If I had three things to be grateful for in our new approach:
* Improved customer happiness and interaction. Their (customer) willingness to play around with UI designs and testing options, if only half backed, is really encouraging. Though it is burdensome that one of them knows how to use CSS and styles the hell out of the application before we actually write functionality.. but story for a different day.
* Ability to build upon the shoulders of others (Apart from OpenACS & ]project-open[ obviously). As much as we see mocking of JavaScript Framework hell, using Webix has saved us from part of it and provides a consistent design language. Feels like writing iOS apps with Swift libraries, where all ties nicely together.

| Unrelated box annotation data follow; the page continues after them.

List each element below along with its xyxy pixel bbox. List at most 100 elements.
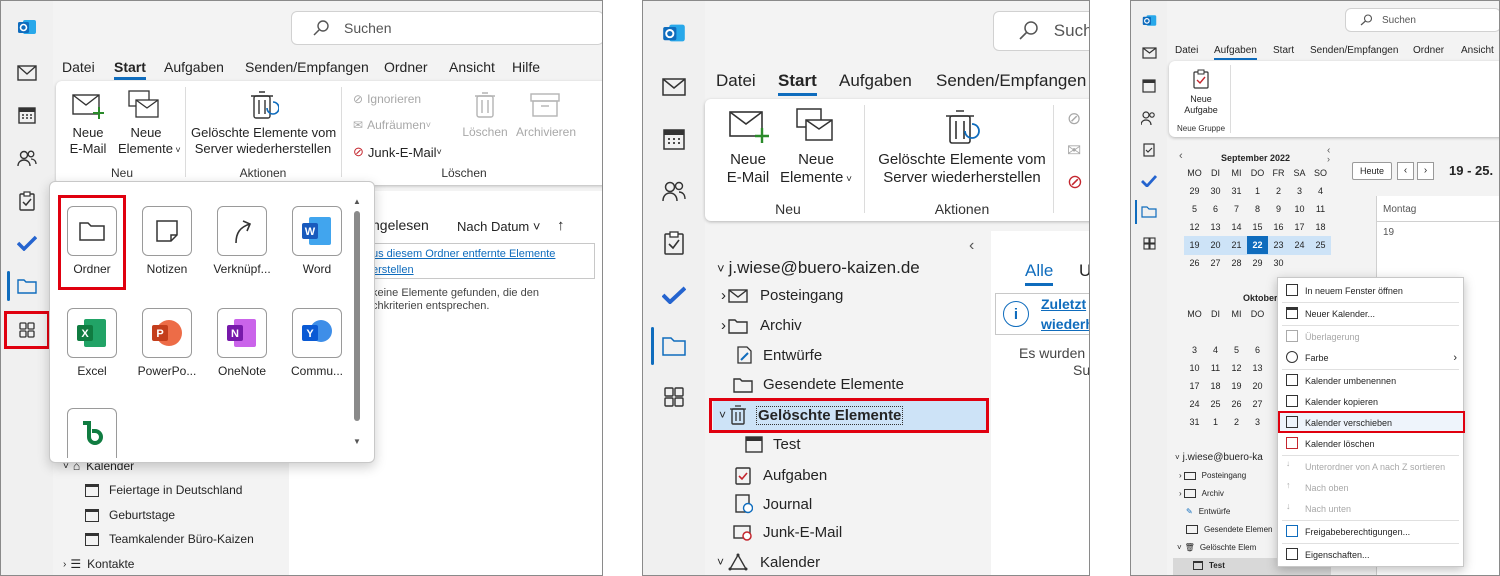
today-day[interactable]: 22 <box>1247 236 1268 254</box>
folder-test[interactable]: Test <box>745 435 801 453</box>
day[interactable]: 20 <box>1205 236 1226 254</box>
scroll-thumb[interactable] <box>354 211 360 421</box>
restore-info-link[interactable]: us diesem Ordner entfernte Elemente erste… <box>372 246 555 278</box>
menu-new-calendar[interactable]: Neuer Kalender... <box>1278 303 1463 324</box>
tab-hilfe[interactable]: Hilfe <box>512 59 540 75</box>
tab-aufgaben[interactable]: Aufgaben <box>1214 45 1257 60</box>
day[interactable]: 24 <box>1289 236 1310 254</box>
tree-contacts[interactable]: › ☰ Kontakte <box>63 557 134 571</box>
next-week-button[interactable]: › <box>1417 162 1434 180</box>
tab-senden[interactable]: Senden/Empfangen <box>936 71 1086 91</box>
new-mail-button[interactable]: Neue E-Mail <box>718 151 778 187</box>
day[interactable]: 29 <box>1247 254 1268 272</box>
tab-ansicht[interactable]: Ansicht <box>449 59 495 75</box>
mail-icon[interactable] <box>15 61 39 85</box>
menu-overlay[interactable]: Überlagerung <box>1278 326 1463 347</box>
tab-start[interactable]: Start <box>778 71 817 96</box>
day[interactable]: 31 <box>1184 413 1205 431</box>
folder-posteingang[interactable]: › Posteingang <box>1179 471 1246 480</box>
day[interactable]: 10 <box>1184 359 1205 377</box>
mail-icon[interactable] <box>660 73 688 101</box>
tree-item-feiertage[interactable]: Feiertage in Deutschland <box>85 483 242 497</box>
folder-archiv[interactable]: › Archiv <box>1179 489 1224 498</box>
new-task-button[interactable]: Neue Aufgabe <box>1179 94 1223 116</box>
app-word-tile[interactable]: W <box>292 206 342 256</box>
day[interactable]: 27 <box>1247 395 1268 413</box>
archive-button[interactable]: Archivieren <box>513 125 579 139</box>
folder-icon[interactable] <box>15 274 39 298</box>
tab-aufgaben[interactable]: Aufgaben <box>839 71 912 91</box>
folder-entwuerfe[interactable]: ✎ Entwürfe <box>1186 507 1230 516</box>
day[interactable]: 17 <box>1184 377 1205 395</box>
tab-start[interactable]: Start <box>114 59 146 80</box>
menu-move-up[interactable]: ↑ Nach oben <box>1278 477 1463 498</box>
mini-calendar-october[interactable]: MO DI MI DO 3456 10 11 12 13 17 18 19 20 24 25 26 27… <box>1184 305 1268 431</box>
day[interactable]: 3 <box>1247 413 1268 431</box>
calendar-icon[interactable] <box>660 125 688 153</box>
day[interactable]: 1 <box>1247 182 1268 200</box>
delete-button[interactable]: Löschen <box>459 125 511 139</box>
apps-icon[interactable] <box>1140 234 1158 252</box>
day[interactable]: 3 <box>1184 341 1205 359</box>
day[interactable]: 31 <box>1226 182 1247 200</box>
menu-color[interactable]: Farbe › <box>1278 347 1463 368</box>
tasks-icon[interactable] <box>660 229 688 257</box>
people-icon[interactable] <box>660 177 688 205</box>
sort-dropdown[interactable]: Nach Datum ˅ <box>457 219 540 234</box>
day[interactable]: 6 <box>1247 341 1268 359</box>
cleanup-button[interactable]: ✉ Aufräumen ˅ <box>353 118 431 132</box>
day[interactable]: 10 <box>1289 200 1310 218</box>
new-items-button[interactable]: Neue Elemente ˅ <box>778 151 854 187</box>
day[interactable]: 5 <box>1226 341 1247 359</box>
folder-junk[interactable]: Junk-E-Mail <box>733 524 842 541</box>
tab-start[interactable]: Start <box>1273 45 1294 56</box>
tab-senden[interactable]: Senden/Empfangen <box>245 59 369 75</box>
next-month-icon[interactable]: › <box>1327 154 1330 164</box>
day[interactable]: 30 <box>1268 254 1289 272</box>
tree-item-teamkalender[interactable]: Teamkalender Büro-Kaizen <box>85 532 254 546</box>
folder-kalender[interactable]: ˅ Kalender <box>717 553 820 571</box>
collapse-pane-icon[interactable]: ‹ <box>969 237 974 255</box>
day[interactable]: 29 <box>1184 182 1205 200</box>
account-header[interactable]: ˅ j.wiese@buero-kaizen.de <box>717 258 920 278</box>
junk-button[interactable]: ⊘ Junk-E-Mail ˅ <box>353 144 442 160</box>
day[interactable]: 3 <box>1289 182 1310 200</box>
day[interactable]: 7 <box>1226 200 1247 218</box>
filter-unread[interactable]: U <box>1079 261 1089 281</box>
todo-icon[interactable] <box>1140 172 1158 190</box>
day[interactable]: 21 <box>1226 236 1247 254</box>
day[interactable]: 6 <box>1205 200 1226 218</box>
sort-direction-icon[interactable]: ↑ <box>557 217 565 234</box>
tab-ordner[interactable]: Ordner <box>384 59 428 75</box>
apps-icon[interactable] <box>660 383 688 411</box>
folder-icon[interactable] <box>1140 203 1158 221</box>
mail-icon[interactable] <box>1140 44 1158 62</box>
menu-permissions[interactable]: Freigabeberechtigungen... <box>1278 521 1463 542</box>
day[interactable]: 25 <box>1310 236 1331 254</box>
day[interactable]: 26 <box>1184 254 1205 272</box>
tab-datei[interactable]: Datei <box>716 71 756 91</box>
menu-open-new-window[interactable]: In neuem Fenster öffnen <box>1278 280 1463 301</box>
junk-icon[interactable]: ⊘ <box>1067 171 1083 194</box>
day[interactable]: 17 <box>1289 218 1310 236</box>
app-communities-tile[interactable]: Y <box>292 308 342 358</box>
scroll-up-icon[interactable]: ▲ <box>353 197 361 206</box>
filter-unread[interactable]: ngelesen <box>372 217 429 233</box>
day[interactable]: 13 <box>1205 218 1226 236</box>
day[interactable] <box>1289 254 1310 272</box>
day[interactable]: 16 <box>1268 218 1289 236</box>
app-shortcut-tile[interactable] <box>217 206 267 256</box>
search-box[interactable]: Suchen <box>1345 8 1499 32</box>
tab-ordner[interactable]: Ordner <box>1413 45 1444 56</box>
prev-week-button[interactable]: ‹ <box>1397 162 1414 180</box>
day[interactable]: 2 <box>1268 182 1289 200</box>
day[interactable]: 11 <box>1205 359 1226 377</box>
menu-copy[interactable]: Kalender kopieren <box>1278 391 1463 412</box>
folder-gesendet[interactable]: Gesendete Elemen <box>1186 525 1273 534</box>
search-box[interactable]: Suche <box>993 11 1089 51</box>
tab-datei[interactable]: Datei <box>62 59 95 75</box>
day[interactable]: 4 <box>1310 182 1331 200</box>
day[interactable]: 11 <box>1310 200 1331 218</box>
day[interactable]: 13 <box>1247 359 1268 377</box>
day[interactable]: 24 <box>1184 395 1205 413</box>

* Mixing CRUD operations on object types (similar to ::xo::db classes) with proper type support in OpenAPI (more than JSON obviously provides) as well as extensibility with „custom“ endpoints makes it so much easier for frontend developers to „just use„ ]project-open[, Yes, documentation is hard and it is boring, but it helps us so much to reevaluate what we are doing and how someone with zero experience in the OpenACS datamodel can still provide a simple community application with just a few days work (if the know their UI framework) Is gratifying.
We are still on a path of learning, adopting and tweaking how we are developing code. But the current split between frontend development and OpenACS endpoints feels go to us now and limits the need for me personally to do actual backend coding, so I can enjoy my second happiness (and income) stream: Teaching Product Owners how to do Scrum and Developers about XP practices.